New Zealand women needed for breast cancer prevention study

Women at increased risk of developing breast cancer are needed to participate in a clinical trial which aims to identify a drug to help prevent the disease.

The IBIS-II trial is being run by the Australia New Zealand Breast Cancer Trials Group and Cancer Research UK and focuses on the drugs Anastrozole and Tamoxifen and whether they are beneficial in helping to prevent breast cancer.

Waikato breast surgeon, Associate Professor Ian Campbell, says around 6000 New Zealand, Australian and British women are needed to participate in the study.

“Prevention is better than cure and the IBIS-II study is all about identifying ways of preventing breast cancer, so it’s very exciting from that point of view,” Professor Campbell says.

The IBIS-II clinical trial has two separate arms.  These are:

    * The IBIS-II (Prevention) study

This aims to identify whether the drug Anastrozole is beneficial in helping to prevent breast cancer.  It will compare the use of the Anastrozole versus a placebo in 6000 post menopausal women, aged between 40 and 70, who are at increased risk of developing breast cancer.
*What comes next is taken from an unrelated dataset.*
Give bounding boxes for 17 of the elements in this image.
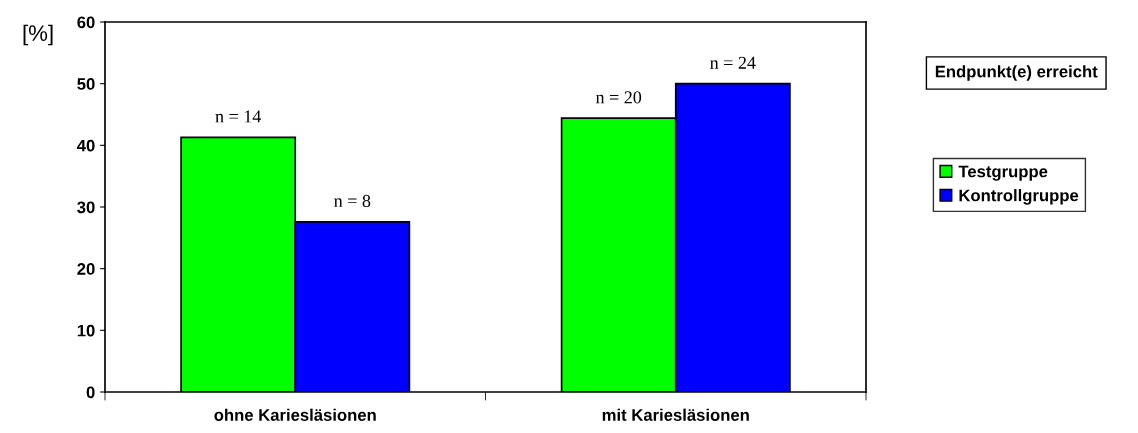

Those at increased risk are defined as those with a family history of the disease or those who have had certain benign breast diseases. Women who participate in this study will have to take one tablet daily for five years.

    * The IBIS-II (DCIS) study

This arm of the study will compare the use of Anastrozole with Tamoxifen in 4000 post menopausal women, aged 40 to 70, who have had surgery to remove hormone receptor positive Ductal Carcinoma In-Situ (DCIS) in the past six months.  It aims to identify which drug is more effective in preventing further breast cancer from developing. Women who participate in this study will have to take one tablet daily for five years.

The IBIS-II trial follows on from the IBIS-I trial which investigated the use of Tamoxifen as a preventative agent for women with moderate to increased risk of developing breast cancer.

Professor Campbell says results from the IBIS-I study found that the use of Tamoxifen reduced the risk of developing breast cancer in high risk women by 40 per cent.  This reduction in risk lasted for ten years, even though Tamoxifen was only given for five years.

He says comparisons between the use of Tamoxifen and Anastrozole in women with hormone receptor positive breast cancer have already shown that Anastrozole can reduce the risk of new cancers in the previously unaffected breast by 40 per cent compared with Tamoxifen.

Professor Campbell says, “We already know that Tamoxifen reduces the risk of breast cancer in hormone receptor positive women by 40 per cent.  This suggests that Anastrozole may be able to prevent some 70 per cent of hormone receptor positive breast cancers.  The IBIS-II study will help to clarify this and that’s why this is such crucial research.”

Professor Campbell says Anastrozole, like all drugs, does have side-effects and these obviously need to be weighed against any benefits the drug is shown to have.

Click here for more information on the IBISII study.  Alternatively you can phone 0800 888 656 and a local IBIS research nurse will be able to answer your queries.

North Shore, Waikato, Wellington and Christchurch Hospitals are centres for the prevention arm of the trial.  North Shore and Waikato Hospitals are centres also for the DCIS arm of the trial.  Women who participate in the IBIS-II are required to attend these centres for long term follow-up.